Für Grüger gibt das raue Klima der Insel die Zielsetzung aller Maßnahmen vor: „Wir haben hier immer wieder mit Wasserknappheit zu kämpfen, gleichzeitig leitet der lehmige Unterboden Niederschläge schlecht ab. Das Ziel ist es, hier mit möglichst wenig Dünger und Pflanzenschutz gute Spielbedingungen herzustellen.“ Als man den Platz erweiterte und die alten Bahnen umbaute, waren anspruchslose Festuca-Gräser erste Wahl. Sie brauchen wenig Wasser, kommen mit dem rauen Klima aus. Jenseits der Fairways wurde neben Wiesen im flachen Bereich in den Dünen viel Strandhafer gepflanzt, in manchen anderen Ecken außerdem die Heide renaturiert. „Glockenheide, Besenheide, Erika, das entwickelt sich eigentlich alles ganz gut hier“, resümiert Grüger. Schafe zur Pflege der Roughbereiche hat man in den vergangenen Jahren immer wieder eingesetzt, auch das passte zum Linksgolf-Konzept.

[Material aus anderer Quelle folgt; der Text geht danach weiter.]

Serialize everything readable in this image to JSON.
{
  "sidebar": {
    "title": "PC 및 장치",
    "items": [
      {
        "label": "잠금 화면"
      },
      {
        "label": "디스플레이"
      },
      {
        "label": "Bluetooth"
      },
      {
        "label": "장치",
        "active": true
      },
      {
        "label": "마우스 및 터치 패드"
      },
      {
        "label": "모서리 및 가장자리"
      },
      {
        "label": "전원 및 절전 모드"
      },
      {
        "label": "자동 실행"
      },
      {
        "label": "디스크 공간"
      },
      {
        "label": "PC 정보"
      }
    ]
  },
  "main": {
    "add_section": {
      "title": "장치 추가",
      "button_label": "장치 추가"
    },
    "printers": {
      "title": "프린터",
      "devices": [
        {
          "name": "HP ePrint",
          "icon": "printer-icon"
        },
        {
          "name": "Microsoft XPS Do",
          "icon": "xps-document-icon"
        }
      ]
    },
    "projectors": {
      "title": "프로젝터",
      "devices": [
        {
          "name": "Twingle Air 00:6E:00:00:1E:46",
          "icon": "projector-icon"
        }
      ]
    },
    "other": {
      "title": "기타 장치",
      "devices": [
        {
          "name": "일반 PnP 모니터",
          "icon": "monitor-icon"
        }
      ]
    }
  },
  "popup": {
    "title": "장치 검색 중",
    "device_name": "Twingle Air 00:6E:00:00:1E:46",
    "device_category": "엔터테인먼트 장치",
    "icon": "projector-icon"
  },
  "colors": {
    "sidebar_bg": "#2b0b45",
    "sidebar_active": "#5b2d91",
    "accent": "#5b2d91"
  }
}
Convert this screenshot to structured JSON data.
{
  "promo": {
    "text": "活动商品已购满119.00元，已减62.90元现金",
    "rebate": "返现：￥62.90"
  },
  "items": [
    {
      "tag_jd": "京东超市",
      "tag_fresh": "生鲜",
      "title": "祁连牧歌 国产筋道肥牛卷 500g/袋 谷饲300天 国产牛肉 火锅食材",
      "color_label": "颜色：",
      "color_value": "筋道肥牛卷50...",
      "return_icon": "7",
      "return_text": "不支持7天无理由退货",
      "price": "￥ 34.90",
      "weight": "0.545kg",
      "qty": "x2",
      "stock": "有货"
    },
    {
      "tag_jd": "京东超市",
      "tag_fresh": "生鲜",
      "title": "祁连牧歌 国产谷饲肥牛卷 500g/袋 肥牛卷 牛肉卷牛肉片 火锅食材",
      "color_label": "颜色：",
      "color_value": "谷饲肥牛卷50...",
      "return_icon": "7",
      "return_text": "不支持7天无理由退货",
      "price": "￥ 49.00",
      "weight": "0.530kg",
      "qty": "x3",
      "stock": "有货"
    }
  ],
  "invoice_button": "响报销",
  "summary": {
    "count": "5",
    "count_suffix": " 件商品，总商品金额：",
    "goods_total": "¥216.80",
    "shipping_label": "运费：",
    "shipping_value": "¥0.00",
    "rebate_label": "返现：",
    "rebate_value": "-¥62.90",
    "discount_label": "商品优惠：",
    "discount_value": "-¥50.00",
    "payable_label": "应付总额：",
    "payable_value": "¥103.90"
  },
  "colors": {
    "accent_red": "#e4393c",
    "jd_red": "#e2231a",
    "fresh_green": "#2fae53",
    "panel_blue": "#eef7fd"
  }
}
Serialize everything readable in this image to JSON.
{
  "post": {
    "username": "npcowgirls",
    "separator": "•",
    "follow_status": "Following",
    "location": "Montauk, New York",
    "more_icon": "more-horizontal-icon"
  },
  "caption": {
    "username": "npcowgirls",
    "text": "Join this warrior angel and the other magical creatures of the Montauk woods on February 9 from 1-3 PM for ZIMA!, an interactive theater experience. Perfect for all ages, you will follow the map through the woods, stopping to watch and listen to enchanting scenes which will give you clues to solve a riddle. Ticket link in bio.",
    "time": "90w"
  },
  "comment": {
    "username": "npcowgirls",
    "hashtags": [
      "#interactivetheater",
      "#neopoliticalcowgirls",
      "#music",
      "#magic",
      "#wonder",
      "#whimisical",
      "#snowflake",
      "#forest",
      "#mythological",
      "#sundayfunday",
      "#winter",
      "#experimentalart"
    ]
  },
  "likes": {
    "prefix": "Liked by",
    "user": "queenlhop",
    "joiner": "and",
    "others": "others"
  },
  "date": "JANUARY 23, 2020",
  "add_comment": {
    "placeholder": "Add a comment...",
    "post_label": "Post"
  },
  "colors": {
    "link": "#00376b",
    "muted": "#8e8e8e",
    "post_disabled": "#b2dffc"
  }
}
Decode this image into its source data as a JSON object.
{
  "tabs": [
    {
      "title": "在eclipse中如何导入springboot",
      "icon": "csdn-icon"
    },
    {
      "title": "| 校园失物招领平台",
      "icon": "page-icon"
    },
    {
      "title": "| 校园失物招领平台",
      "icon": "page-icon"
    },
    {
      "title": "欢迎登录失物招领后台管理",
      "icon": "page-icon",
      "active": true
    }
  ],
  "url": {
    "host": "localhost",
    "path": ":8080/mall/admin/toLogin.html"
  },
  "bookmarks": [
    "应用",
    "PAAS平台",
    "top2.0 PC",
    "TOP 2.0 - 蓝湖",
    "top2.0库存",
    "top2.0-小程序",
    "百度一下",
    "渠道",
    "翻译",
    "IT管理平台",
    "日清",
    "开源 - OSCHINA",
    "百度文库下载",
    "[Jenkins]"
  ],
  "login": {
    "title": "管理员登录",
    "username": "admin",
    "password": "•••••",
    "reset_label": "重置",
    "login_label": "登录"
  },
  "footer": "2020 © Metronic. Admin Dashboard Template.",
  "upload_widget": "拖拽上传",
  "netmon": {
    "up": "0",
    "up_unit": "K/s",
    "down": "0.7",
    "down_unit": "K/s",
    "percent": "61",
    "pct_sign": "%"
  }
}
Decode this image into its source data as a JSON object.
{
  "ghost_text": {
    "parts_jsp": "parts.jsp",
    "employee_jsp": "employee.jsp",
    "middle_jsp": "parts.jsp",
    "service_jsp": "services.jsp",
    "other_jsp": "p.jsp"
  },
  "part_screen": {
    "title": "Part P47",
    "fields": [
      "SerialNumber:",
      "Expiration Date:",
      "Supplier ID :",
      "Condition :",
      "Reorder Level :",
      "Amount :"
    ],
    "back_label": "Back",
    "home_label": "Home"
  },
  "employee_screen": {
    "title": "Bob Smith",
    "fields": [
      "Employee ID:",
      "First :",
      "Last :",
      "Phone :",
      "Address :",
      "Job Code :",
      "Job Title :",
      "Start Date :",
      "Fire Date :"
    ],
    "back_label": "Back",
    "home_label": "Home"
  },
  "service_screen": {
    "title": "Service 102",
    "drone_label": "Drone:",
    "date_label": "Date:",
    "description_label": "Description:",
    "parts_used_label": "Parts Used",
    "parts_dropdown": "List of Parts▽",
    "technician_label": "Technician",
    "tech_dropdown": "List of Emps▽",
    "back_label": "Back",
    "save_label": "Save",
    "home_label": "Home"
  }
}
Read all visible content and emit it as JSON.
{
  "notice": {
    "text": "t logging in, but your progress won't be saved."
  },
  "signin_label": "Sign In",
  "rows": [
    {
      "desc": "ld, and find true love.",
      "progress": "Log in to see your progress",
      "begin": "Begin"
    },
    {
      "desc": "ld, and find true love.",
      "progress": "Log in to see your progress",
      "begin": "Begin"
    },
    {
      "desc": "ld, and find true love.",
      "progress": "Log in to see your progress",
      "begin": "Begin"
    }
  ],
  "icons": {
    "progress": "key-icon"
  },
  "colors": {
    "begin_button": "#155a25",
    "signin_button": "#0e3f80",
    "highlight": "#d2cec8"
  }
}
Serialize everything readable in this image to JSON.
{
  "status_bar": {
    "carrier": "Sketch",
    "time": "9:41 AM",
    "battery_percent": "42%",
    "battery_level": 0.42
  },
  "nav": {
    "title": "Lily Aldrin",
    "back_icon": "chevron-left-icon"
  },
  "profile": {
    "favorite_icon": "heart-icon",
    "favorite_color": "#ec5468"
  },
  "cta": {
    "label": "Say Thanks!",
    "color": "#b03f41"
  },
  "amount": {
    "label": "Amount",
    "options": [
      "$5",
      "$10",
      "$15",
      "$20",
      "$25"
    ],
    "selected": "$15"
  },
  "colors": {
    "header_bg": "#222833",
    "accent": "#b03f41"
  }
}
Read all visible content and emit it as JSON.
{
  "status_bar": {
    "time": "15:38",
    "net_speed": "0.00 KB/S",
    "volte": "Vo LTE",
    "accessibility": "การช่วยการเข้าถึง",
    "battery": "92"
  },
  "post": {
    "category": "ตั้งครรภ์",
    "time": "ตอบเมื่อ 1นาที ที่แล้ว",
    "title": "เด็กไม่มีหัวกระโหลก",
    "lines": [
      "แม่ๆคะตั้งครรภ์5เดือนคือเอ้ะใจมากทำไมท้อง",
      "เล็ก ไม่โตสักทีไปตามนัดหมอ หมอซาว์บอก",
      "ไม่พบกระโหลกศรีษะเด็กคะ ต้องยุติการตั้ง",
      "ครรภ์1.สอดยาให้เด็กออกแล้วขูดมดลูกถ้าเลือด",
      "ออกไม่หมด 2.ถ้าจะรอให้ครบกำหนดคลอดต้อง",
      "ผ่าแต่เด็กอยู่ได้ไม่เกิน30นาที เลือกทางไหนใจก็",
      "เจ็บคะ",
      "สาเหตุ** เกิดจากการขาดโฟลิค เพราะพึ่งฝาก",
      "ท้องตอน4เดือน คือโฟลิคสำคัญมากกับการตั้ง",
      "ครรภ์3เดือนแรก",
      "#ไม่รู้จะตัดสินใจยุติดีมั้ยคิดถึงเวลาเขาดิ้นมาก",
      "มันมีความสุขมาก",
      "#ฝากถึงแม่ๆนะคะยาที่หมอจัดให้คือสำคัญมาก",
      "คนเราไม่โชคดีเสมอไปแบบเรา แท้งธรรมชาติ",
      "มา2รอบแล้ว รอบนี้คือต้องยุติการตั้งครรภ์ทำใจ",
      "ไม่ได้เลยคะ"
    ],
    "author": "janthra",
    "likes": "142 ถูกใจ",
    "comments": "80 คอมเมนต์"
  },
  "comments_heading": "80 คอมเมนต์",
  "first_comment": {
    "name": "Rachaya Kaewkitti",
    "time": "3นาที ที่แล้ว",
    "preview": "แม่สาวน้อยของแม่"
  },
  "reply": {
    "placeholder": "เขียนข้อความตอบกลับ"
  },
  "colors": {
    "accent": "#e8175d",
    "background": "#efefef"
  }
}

Linksgolf steht für wenig Wasserkonsum

Die Optimierung der Beregnung, der Einsatz von einzeln steuerbaren Regnern ist ein langfristiges Projekt, das der Club im Bereich des Wassermanagements verfolgt. „In den Sommermonaten ist es hier üblich, auf Fairways zu spielen, die eher bräunlich sind“, stellt Grüger fest. Ein Problem in der Außenkommunikation sei das nicht. Das Thema Linksgolf werde beim Golfer ohnehin nicht mit tiefgrünen Bahnen verbunden.

Dass das Management des Golfsports auf Deutschlands nördlichster Insel kein einfaches Gewerbe ist, lässt sich bei einem Gang über den Platz leicht erkennen: Ein Naturschutzgebiet schließt sich an den Golfplatz an, einen Fahrradweg möchte die Gemeinde bauen. Die Golfanlage selbst würde gerne einen Kurzplatz und ein verbessertes Übungsgelände einfügen. Flächen müssen getauscht werden, der Naturschutz hat ohnehin oberste Priorität. Andererseits spielt eben auch der Tourismus eine wichtige Rolle. Letztendlich beschäftigt auch die Frage, wie man Greenkeeping-Personal auf die Insel mit ihren hohen Lebenshaltungskosten bekommt, die Club-Verantwortlichen immer wieder. Die Nachhaltigkeitsfragen, welche die Insel Sylt seit geraumer Zeit prägen, spiegeln sich hier eben wie in einem Minikosmos wieder.